Shortcuts to social satisfaction
These are some of the best ways to ensure social media management is effective, without becoming all-consuming:
Replicate key content across every channel.
Take a press release, and cut it down to 100 words for Facebook. Then reword it to 200 characters for Twitter. Then, cut it down again to 100 characters and publish it on Instagram alongside a photo. Each platform has completely different audiences, so ensure key messages reach all of them.
Remain professional.
If a customer posts on a review site using capital letters and expletives, it’ll reflect badly on them rather than you.

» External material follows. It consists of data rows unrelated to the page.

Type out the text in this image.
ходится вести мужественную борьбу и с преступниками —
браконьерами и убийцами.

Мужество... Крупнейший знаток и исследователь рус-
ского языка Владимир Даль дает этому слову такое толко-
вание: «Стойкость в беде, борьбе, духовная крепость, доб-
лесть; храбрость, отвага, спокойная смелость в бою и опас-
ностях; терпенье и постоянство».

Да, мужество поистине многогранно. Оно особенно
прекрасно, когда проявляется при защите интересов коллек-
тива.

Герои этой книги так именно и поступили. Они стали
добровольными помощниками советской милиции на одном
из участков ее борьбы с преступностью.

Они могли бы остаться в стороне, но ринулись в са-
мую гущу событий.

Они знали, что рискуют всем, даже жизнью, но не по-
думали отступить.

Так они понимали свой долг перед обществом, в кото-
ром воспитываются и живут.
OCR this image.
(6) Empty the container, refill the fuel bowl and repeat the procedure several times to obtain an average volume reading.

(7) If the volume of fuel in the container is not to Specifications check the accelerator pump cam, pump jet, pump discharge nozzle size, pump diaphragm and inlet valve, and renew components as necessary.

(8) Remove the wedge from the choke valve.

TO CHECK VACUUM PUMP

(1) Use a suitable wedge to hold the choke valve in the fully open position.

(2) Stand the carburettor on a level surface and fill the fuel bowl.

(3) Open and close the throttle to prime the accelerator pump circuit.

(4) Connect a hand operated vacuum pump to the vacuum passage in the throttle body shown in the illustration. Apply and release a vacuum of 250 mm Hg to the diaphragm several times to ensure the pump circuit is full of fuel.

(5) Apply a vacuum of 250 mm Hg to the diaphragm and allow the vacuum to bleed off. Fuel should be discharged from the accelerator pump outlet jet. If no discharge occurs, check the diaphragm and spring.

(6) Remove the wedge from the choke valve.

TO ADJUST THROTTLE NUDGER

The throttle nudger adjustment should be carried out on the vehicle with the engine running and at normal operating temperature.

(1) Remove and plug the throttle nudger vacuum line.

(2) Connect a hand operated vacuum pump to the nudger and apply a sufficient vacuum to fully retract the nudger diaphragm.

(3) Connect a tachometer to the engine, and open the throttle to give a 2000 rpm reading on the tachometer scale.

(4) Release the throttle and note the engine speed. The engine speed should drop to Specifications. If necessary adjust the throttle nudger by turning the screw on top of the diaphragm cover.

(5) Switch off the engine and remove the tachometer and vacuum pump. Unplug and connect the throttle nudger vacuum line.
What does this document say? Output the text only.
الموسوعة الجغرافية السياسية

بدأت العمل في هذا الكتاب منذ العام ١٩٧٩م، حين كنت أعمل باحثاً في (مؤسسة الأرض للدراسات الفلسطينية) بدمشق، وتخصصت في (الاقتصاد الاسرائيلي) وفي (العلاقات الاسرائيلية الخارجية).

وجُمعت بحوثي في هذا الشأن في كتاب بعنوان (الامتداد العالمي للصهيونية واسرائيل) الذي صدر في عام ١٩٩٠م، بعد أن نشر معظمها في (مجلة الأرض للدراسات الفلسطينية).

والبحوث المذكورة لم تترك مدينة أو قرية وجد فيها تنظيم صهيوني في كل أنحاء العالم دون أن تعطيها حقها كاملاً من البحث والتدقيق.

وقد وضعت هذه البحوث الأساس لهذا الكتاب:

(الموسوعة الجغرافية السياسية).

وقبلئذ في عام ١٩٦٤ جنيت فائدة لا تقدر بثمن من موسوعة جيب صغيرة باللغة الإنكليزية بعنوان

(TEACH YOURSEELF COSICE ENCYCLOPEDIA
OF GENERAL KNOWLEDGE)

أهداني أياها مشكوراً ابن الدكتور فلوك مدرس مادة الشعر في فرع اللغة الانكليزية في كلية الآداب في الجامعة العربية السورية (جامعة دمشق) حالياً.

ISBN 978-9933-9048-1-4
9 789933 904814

Responding calmly and politely will impress onlookers, who tend to appreciate a measured response to unreasonable words. Be polite, but apologise for their distress rather than your actions.
Don’t hunt for irrelevant information.
It’s largely irrelevant how many times a month your biggest rival updates its LinkedIn company page. What matters is the quality of your own output – factual/grammatical accuracy, whether new posts increase traffic to your website, and so forth.
Install tools to prioritise interactions.
Today’s algorithmic analysis platforms can identify sentiments such as sarcasm in inbound messages, flagging up key terms like “complain” or “leave”. These posts may require immediate responses, whereas spam messages are often graded as low-priority – or simply ignored.
Measure results.
Social media management isn’t about throwing content into a void. It’s about establishing why campaign A performed better than campaign B, and learning lessons for Campaign C. It’s worth familiarising yourself with an analytics package to enable you to fully measure engagement and ROI.
Encourage interaction.
Your followers all have opinions, so home in on these thoughts with surveys, questionnaires, and competitions. Candid feedback might reveal areas requiring improvement, such as greater product information being needed to support spontaneous buying decisions.